Deputy Permanent Representative to the United Nations
- In office September 2017 – March 2021

Personal details
- Born: July 1, 1966 (age 60) Quebec City, Quebec, Canada
- Education: McGill University
- Profession: Civil Servant

= Louise Blais =

Canadian diplomat

Louise Blais (born July 1, 1966) worked as a Canadian diplomat for 25 years. After serving in various capacities in the Canadian government, she was named as Ambassador and Deputy Permanent Representative to the United Nations on August 21, 2017, with special responsibility for Agenda 2030 and development.

In 2022, Blais was named to The Hill Times' list of top 50 people influencing Canada's foreign policy.

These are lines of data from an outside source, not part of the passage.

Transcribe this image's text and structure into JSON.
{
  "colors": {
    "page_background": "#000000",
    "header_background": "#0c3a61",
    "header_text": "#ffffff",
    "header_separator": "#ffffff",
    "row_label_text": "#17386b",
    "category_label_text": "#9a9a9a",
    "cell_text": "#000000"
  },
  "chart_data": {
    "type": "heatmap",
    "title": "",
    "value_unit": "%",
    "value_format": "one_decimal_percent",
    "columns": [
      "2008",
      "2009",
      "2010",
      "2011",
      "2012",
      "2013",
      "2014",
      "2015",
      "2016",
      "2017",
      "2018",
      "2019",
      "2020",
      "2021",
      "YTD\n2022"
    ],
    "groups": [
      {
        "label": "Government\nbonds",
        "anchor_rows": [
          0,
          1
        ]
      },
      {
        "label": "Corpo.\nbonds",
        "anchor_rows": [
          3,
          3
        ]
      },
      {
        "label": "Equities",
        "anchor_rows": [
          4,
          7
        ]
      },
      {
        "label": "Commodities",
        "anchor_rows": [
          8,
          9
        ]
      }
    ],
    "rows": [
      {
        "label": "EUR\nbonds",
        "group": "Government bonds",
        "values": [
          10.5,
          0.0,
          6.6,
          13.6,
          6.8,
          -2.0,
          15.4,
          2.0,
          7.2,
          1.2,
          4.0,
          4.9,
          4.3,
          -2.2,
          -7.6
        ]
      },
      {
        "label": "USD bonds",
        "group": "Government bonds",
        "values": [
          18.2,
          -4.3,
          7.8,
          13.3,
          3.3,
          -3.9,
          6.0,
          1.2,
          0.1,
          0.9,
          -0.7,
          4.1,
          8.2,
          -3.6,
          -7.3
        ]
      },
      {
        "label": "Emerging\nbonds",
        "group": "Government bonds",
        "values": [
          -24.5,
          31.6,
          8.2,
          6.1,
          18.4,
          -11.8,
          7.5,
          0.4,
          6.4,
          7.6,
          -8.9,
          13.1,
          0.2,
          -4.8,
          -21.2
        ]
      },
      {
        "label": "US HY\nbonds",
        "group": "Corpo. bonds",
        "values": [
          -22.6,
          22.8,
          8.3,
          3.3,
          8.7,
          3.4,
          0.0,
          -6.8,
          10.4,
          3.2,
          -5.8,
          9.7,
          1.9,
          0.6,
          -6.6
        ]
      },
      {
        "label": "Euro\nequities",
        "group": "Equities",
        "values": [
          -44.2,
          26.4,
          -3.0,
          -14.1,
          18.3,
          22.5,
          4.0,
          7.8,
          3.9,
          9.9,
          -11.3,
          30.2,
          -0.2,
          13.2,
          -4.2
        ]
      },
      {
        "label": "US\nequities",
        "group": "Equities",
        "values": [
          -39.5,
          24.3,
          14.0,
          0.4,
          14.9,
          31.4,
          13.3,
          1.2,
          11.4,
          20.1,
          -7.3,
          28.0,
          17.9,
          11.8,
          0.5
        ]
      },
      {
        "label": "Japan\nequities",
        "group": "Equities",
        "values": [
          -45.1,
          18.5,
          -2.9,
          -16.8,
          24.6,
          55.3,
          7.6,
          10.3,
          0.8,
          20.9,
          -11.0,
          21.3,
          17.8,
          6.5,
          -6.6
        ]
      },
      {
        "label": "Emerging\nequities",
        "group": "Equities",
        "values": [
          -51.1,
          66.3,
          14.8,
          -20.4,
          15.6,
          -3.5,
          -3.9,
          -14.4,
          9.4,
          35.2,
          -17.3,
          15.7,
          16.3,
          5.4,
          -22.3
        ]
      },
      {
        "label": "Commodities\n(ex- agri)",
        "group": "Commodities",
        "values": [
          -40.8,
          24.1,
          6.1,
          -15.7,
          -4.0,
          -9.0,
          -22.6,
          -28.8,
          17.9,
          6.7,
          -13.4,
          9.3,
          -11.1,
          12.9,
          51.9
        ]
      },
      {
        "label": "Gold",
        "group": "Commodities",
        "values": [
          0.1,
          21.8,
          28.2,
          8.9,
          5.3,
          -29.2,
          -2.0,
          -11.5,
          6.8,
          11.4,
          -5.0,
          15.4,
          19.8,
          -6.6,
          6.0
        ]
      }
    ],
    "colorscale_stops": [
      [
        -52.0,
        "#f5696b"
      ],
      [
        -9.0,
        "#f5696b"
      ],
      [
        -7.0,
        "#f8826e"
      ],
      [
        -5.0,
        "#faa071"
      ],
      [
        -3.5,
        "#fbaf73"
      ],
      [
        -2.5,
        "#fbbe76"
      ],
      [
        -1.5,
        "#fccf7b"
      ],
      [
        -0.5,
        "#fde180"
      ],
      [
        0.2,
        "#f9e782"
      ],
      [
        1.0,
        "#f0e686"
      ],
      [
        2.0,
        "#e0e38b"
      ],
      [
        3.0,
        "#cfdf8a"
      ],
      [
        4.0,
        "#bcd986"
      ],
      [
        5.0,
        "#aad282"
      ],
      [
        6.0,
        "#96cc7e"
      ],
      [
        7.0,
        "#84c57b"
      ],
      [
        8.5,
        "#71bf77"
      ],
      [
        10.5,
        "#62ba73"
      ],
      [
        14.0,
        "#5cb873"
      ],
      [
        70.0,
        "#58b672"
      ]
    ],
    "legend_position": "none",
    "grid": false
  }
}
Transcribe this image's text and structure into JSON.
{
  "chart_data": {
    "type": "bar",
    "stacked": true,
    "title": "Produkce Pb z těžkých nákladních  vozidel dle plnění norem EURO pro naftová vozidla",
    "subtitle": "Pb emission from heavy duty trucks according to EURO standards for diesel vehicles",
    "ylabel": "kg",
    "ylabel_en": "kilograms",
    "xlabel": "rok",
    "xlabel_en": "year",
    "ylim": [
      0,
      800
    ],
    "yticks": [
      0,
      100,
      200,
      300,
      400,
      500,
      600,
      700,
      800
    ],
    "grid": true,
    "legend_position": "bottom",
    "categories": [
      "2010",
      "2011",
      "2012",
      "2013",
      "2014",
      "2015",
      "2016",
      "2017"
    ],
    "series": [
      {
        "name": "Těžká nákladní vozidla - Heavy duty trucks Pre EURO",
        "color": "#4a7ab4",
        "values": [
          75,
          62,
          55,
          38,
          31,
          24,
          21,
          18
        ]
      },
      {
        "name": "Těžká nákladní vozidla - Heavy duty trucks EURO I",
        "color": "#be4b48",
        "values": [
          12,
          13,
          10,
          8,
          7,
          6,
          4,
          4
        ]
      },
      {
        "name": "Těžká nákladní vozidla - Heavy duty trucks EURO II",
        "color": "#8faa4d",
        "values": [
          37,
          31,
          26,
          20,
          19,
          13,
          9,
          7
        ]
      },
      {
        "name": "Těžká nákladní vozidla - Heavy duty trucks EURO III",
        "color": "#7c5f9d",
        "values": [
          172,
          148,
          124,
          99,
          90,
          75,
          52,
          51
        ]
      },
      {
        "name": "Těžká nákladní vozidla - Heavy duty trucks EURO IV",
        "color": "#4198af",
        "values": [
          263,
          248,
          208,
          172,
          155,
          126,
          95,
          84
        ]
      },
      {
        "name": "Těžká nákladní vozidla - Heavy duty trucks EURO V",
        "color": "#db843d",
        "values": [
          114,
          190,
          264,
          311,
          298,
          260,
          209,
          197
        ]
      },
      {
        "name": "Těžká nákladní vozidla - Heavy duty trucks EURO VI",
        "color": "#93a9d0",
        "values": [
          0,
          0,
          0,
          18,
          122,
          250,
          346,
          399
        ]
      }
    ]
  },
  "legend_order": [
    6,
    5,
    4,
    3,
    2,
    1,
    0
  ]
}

She was also named a senior adviser with the Business Council of Canada in 2022.

On January 8, 2019, she was appointed to the executive board of UNICEF for the period spanning 2019.

Blais served as Consul General of Canada to the US Southeast, based in Atlanta, from 2014 to 2017. She later returned to work in the region in an interim capacity during the latter half of 2021.

Prior to becoming Head of Mission, she was the director of the Canadian Cultural Centre in Paris from 2007 to 2011 and later served as Minister-Counsellor at the embassy. She was previously a Counsellor in Tokyo and Washington D.C.

Blais is a graduate of McGill University.